Manila (AsiaNews) – Christians in Cotabato are living in “an atmosphere of fear” because they feel “threatened and are afraid of other attacks.” At the same time the Filipino military and local government are working on a “security plan” to avoid new attacks, this according to Fr Edwin De Gracia, parish priest at the Immaculate Conception Cathedral in Cotabato (Mindanao), who stressed the value of the message issued yesterday by Benedict XVI during the Angelus which is source of “courage and hope” for future.
Yesterday a bomb placed near a food store outside Immaculate Conception Cathedral exploded as Archbishop Orlando Quevedo was conducting Mass, killing five people including a woman street vendor, a security guard stationed outside the church and a three-year-old child, not to mention tens of wounded.
Today Notre Dame University in Cotabato cancelled classes as a sign of protest against the attack which left one of its students dead, the Catholic Bishops’ Conference of Philippines said in a statement.
“We are still working to increase security around the cathedral and its immediate area,” Father De Gracia told AsiaNews. “This has brought together the military, government and local NGOs. We want to rebuild an atmosphere of trust and a new cooperative relationship with the Muslim community.”
The Catholic priest warns against panicking. Instead the focus should be on the papal message which transmits “strength and courage.”
“Benedict XVI has called on us not let terror, violence and the logic of death win,” the cathedral parish priest said.

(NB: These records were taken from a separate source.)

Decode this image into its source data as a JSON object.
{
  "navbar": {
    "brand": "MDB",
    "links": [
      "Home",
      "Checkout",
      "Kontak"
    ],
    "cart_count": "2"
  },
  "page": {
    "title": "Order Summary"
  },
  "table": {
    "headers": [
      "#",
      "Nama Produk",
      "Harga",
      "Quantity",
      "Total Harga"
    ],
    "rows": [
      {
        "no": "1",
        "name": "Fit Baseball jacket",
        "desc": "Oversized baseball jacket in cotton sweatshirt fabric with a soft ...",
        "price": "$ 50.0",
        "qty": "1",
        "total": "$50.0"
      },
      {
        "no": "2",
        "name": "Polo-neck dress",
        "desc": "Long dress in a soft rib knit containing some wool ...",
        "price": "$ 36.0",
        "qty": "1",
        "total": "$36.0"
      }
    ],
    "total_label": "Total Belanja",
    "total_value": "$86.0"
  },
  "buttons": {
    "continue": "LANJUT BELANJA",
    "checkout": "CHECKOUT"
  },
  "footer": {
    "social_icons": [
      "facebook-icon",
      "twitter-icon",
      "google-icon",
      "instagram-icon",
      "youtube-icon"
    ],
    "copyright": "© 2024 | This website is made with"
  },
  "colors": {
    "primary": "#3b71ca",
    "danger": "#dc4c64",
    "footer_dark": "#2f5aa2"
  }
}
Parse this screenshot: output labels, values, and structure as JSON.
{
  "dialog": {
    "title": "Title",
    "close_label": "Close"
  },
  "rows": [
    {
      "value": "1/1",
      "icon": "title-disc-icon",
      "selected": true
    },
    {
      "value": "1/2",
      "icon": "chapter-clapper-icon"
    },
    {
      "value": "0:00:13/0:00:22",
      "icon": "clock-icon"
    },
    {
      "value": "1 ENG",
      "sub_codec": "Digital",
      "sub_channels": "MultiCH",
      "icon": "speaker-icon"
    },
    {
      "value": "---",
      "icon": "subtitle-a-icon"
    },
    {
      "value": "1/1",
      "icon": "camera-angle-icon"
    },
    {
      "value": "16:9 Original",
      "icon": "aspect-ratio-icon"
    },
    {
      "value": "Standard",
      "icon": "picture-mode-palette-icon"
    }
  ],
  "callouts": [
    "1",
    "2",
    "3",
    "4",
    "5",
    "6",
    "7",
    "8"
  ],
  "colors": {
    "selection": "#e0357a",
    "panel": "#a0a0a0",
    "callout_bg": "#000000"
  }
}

“His words are important because they urge Christians and Muslims to work together, despite their differences. We must go beyond fear and restore an atmosphere of dialogue to build a future together.”
In the meantime the investigation continues. According to the military, international organisations linked to Islamic terrorism like Jemaah Islamiyah (the group behind the 2002 Bali massacre) might be involved.
For its part the Moro Islamic Liberation Front (MILF) rejected charges by the Filipino military that it was involved in the attack.
In a statement by Eid Kabalu, a senior MILF leader, the group said: “We have began our own investigation and we also wanted to know who was behind the bombing or whether the military or other group opposed to the peace process was involved in the attack.”